Now, amid reports of shoddy and possibly fraudulent paperwork, LPS as well as a handful of other document processors and law firms are coming under scrutiny for the criminal investigations into the foreclosure debacle.

Law enforcement authorities on both state and federal levels are probing whether individuals at these foreclosure companies and at the banks that hired them committed an array of possible crimes - mail and wire fraud, money laundering, conspiracy and racketeering. No charges have been filed.

These officials say they are taking a well-tested approach in their investigations: press low-level employees to implicate higher-up executives. Already, investigators have obtained in sworn testimony detailed descriptions of what took place inside the foreclosure companies.

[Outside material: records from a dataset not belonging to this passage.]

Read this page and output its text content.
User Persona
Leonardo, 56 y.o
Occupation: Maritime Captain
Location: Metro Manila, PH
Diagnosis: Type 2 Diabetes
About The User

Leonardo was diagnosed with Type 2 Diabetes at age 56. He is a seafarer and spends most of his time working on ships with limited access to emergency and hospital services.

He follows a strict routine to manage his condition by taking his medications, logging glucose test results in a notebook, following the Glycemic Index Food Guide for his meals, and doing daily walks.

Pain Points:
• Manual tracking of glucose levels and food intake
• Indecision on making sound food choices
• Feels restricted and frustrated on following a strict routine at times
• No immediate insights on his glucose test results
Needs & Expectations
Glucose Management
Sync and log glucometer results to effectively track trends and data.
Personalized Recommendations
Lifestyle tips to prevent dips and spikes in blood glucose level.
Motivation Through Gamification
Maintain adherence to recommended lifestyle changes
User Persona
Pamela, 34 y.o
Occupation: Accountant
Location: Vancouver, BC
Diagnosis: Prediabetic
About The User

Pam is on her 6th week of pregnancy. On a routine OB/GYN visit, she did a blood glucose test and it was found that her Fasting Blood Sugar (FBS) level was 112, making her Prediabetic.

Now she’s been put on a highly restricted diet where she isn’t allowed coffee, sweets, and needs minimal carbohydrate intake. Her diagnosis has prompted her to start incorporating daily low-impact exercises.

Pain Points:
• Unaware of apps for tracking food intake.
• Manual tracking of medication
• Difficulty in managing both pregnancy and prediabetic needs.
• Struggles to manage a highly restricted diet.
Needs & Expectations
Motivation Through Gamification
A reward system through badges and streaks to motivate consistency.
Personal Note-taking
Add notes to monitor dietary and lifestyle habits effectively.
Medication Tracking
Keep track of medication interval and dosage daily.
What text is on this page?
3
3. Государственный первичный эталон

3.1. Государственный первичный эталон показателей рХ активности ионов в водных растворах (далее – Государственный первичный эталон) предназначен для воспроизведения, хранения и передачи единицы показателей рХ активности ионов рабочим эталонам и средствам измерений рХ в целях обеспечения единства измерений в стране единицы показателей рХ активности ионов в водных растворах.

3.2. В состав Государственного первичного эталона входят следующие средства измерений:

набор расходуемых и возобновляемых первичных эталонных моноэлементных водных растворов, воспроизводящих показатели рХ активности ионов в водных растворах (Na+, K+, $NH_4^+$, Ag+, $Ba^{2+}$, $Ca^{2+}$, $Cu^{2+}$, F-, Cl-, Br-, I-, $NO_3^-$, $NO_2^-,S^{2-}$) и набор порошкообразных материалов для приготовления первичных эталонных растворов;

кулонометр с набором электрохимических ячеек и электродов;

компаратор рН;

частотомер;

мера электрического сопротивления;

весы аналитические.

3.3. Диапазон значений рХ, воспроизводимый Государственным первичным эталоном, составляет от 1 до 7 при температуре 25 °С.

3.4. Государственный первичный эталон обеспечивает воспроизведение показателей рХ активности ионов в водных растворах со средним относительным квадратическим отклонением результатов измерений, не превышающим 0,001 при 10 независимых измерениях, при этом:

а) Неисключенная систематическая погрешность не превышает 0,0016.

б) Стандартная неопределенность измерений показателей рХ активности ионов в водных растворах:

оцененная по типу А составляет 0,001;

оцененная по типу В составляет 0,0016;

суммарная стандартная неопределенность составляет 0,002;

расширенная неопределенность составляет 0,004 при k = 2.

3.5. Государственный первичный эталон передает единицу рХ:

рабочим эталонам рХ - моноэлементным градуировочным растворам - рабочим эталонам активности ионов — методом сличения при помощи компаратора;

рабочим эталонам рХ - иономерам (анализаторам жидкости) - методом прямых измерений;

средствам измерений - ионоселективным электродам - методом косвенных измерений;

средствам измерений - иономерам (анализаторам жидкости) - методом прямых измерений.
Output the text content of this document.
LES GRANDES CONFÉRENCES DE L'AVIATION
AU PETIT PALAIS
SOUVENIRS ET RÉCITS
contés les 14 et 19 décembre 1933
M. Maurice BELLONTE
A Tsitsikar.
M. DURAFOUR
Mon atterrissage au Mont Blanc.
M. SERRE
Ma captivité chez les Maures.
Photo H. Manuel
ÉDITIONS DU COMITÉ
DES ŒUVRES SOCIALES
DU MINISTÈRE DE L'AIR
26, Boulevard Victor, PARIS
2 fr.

Florida's attorney general, Bill McCollum, said in an interview that "we know there are problems of great significance" at LPS. He added that one of the most important questions being asked is, "Does this involve the CEO" of a major bank?

"It's way too early to tell whether the bigger financial institution had officers committing criminal fraud," McCollum said. "It may be something that shows up, but it's too early to say right now."

LPS is fighting back against what it calls "misrepresentations" about the scope of its problems. It recently hired as consultants Tony Fratto, who was a spokesman for the George W. Bush administration, and Taylor Griffith, a former Treasury Department spokesman.

LPS spokeswoman Michelle Kersch on Monday said the company "is committed to providing authorities with any information that they need to better understand our business and the industry." She declined to comment further.

Formerly a branch of Fidelity National Financial - the nation's largest title insurer - LPS was spun off in 2008. It's still housed in the same complex as the title company, in one of two twin 12-story buildings with expansive views of the Jacksonville waterfront. With 8,900 employees, it is one of the city's largest employers.

Some homeowners contesting foreclosures have alleged that the firm's employees forged signatures on paperwork that proves ownership of a loan. In other cases, the employees listed "Bogus Assignee" as the mortgage holder and "Bad Bene" as the borrower.

After The Washington Post reported in late September on several instances in which a single person's signature on some foreclosure documents appeared to be scripted by different people, LPS admitted that a subsidiary called Docx in Alpharetta, Ga., improperly prepared some documents used for foreclosures. Company officials said that the paperwork problems were limited to filings made in 2008 and 2009 and that the division has since been shut down.